Guidelines to submit your extended abstract or camera ready full paper (via ConfTools).

  • Step 1: Set up your own user account on the CIPA Ottawa Conference Management system (ConfTools) https://www.conftool.pro/cipaottawa/
  • Step 2: Select Create account and submit contribution under the account login field.
  • Step 3: Fill out the required fields and select Create and Begin With the Submission of a Contribution or Create User Account Only, Submit Contributions Later.
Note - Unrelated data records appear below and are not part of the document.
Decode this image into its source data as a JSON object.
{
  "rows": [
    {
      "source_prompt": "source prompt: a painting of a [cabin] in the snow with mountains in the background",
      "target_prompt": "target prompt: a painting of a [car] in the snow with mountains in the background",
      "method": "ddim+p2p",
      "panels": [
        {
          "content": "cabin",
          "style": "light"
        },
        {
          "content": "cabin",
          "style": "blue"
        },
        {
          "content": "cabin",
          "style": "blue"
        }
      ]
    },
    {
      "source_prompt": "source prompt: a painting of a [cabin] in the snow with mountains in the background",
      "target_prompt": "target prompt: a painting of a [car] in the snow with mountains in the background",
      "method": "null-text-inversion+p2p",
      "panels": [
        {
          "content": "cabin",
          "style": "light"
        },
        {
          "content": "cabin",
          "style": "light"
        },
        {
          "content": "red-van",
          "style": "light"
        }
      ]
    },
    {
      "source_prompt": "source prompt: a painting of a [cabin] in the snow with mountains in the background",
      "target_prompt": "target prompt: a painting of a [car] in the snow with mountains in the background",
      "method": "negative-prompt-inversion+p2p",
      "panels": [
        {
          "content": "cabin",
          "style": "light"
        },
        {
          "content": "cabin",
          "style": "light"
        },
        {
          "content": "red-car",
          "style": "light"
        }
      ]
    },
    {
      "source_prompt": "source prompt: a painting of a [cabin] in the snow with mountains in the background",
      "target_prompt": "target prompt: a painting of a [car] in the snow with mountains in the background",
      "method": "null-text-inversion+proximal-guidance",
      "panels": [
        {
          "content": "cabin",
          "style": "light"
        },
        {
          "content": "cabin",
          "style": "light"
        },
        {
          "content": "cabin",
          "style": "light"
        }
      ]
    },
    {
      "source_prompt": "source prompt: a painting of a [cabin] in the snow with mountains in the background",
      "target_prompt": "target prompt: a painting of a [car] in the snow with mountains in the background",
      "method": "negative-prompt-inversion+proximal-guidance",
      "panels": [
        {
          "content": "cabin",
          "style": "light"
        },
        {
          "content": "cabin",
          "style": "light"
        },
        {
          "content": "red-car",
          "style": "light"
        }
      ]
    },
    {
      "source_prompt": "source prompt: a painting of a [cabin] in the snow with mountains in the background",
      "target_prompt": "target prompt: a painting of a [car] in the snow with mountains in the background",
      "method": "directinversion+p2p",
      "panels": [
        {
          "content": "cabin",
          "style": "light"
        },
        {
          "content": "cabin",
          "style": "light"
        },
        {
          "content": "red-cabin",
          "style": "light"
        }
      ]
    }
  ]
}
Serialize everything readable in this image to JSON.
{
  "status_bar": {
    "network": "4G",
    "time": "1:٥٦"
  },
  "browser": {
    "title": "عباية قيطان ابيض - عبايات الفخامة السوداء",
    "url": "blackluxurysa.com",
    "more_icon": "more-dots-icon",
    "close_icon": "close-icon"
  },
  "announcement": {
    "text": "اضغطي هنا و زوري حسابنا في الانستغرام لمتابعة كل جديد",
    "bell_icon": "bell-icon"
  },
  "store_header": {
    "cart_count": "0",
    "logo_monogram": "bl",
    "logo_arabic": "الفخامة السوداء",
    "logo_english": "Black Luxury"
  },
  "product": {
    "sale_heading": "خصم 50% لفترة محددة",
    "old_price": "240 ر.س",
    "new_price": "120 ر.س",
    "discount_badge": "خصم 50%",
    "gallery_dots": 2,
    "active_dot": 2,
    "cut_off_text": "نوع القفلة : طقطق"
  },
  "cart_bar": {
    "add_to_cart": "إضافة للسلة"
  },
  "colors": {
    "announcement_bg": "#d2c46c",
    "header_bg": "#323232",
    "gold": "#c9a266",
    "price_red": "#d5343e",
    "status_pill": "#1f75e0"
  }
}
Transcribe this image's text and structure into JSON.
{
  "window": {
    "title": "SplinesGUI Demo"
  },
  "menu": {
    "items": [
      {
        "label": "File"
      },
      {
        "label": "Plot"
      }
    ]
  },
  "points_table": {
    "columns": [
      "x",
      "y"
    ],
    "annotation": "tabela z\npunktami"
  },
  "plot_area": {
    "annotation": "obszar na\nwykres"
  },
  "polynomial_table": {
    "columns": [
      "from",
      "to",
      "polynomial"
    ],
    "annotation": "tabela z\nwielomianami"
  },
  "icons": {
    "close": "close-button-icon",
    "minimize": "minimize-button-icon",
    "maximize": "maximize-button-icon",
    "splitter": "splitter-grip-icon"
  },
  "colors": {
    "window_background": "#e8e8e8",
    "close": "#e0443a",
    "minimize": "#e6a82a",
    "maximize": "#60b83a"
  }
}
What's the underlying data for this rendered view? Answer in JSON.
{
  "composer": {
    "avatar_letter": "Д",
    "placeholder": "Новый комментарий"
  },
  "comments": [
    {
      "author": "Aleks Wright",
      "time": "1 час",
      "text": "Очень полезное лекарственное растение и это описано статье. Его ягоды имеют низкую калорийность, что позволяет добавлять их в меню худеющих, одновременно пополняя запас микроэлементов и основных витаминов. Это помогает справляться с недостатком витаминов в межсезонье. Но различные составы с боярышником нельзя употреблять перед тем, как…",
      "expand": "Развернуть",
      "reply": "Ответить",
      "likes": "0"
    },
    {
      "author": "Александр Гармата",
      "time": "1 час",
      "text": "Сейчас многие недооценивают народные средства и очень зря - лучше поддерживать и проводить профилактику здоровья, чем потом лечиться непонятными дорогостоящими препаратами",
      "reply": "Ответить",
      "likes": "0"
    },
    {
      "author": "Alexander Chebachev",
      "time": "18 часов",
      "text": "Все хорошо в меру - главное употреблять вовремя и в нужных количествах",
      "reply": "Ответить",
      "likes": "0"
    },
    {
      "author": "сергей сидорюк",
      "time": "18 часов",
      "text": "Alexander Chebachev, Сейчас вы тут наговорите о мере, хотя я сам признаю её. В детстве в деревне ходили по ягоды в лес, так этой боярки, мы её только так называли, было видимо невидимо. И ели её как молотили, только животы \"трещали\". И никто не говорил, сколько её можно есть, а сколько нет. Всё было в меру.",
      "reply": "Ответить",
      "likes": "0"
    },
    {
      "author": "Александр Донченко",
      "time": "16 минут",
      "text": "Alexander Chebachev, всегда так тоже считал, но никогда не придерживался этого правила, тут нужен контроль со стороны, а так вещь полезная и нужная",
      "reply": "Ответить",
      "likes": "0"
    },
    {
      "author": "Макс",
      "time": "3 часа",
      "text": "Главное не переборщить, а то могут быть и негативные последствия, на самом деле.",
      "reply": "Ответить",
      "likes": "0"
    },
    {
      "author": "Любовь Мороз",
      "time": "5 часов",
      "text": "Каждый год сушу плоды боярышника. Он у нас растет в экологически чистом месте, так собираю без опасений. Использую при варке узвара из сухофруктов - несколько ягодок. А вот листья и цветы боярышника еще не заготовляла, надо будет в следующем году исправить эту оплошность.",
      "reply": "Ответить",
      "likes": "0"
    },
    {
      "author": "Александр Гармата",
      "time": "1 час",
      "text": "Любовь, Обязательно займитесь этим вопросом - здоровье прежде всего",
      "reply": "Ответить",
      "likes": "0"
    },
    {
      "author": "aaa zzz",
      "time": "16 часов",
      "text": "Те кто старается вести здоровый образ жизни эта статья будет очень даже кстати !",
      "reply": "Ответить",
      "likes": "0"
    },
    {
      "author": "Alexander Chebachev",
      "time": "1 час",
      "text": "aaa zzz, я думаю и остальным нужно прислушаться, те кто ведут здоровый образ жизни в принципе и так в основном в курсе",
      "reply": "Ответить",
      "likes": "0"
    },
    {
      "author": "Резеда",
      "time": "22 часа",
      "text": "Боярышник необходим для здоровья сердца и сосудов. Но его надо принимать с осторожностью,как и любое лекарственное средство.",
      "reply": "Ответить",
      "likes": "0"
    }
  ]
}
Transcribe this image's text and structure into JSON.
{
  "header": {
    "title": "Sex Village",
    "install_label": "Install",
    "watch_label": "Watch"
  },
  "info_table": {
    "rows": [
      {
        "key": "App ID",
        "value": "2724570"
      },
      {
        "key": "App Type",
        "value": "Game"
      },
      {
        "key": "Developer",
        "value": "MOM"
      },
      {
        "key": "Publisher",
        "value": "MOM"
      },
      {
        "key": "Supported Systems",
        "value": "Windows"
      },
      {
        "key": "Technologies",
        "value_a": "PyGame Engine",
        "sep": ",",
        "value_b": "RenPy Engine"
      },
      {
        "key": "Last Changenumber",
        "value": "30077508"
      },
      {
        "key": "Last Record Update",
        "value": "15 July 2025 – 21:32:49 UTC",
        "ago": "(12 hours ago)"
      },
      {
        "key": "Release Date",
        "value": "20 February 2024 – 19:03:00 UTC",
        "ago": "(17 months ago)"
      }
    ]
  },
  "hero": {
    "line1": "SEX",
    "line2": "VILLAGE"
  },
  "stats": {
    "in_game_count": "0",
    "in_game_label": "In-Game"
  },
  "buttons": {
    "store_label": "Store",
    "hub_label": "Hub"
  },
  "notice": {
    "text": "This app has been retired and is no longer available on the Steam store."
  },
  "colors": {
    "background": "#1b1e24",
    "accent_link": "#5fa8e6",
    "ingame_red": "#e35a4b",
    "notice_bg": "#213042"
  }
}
Please note that you must select the CIPA Ottawa theme that is the most relevant to your contribution.
    • Submission of a Contribution – Step 1, You will be then asked to provide some details relating to your contribution, such as authors, organization, abstract (resume of extended abstract or full paper) and keywords.
    • Submission of a Contribution – Step 2, At the bottom of this page, you  may select the “choose file” button to upload your Extended Abstract or Full Paper that follows the formatting in the provided template.

General Remarks

  • You may make modifications to your contribution(s) at any time prior to the deadlines.
  • All accepted contributions need to be updated to camera ready papers (6 pages), which will be published in the ISPRS Archives / Annals.
  • For further details on how to format your paper, please refer to the ISPRS author’s guideline (orange book).
  • Papers should be clear, concise and written in English with correct spelling and good sentence structure.
  • We recommend that the paper is carefully compiled and thoroughly checked, in particular with regard to the list of authors, before submission in order to avoid last minute changes.
  • The submission of a paper (and acceptance as poster or oral presentation) carries with it the obligation that it is actually presented at the meeting by the author or by one of the co-authors.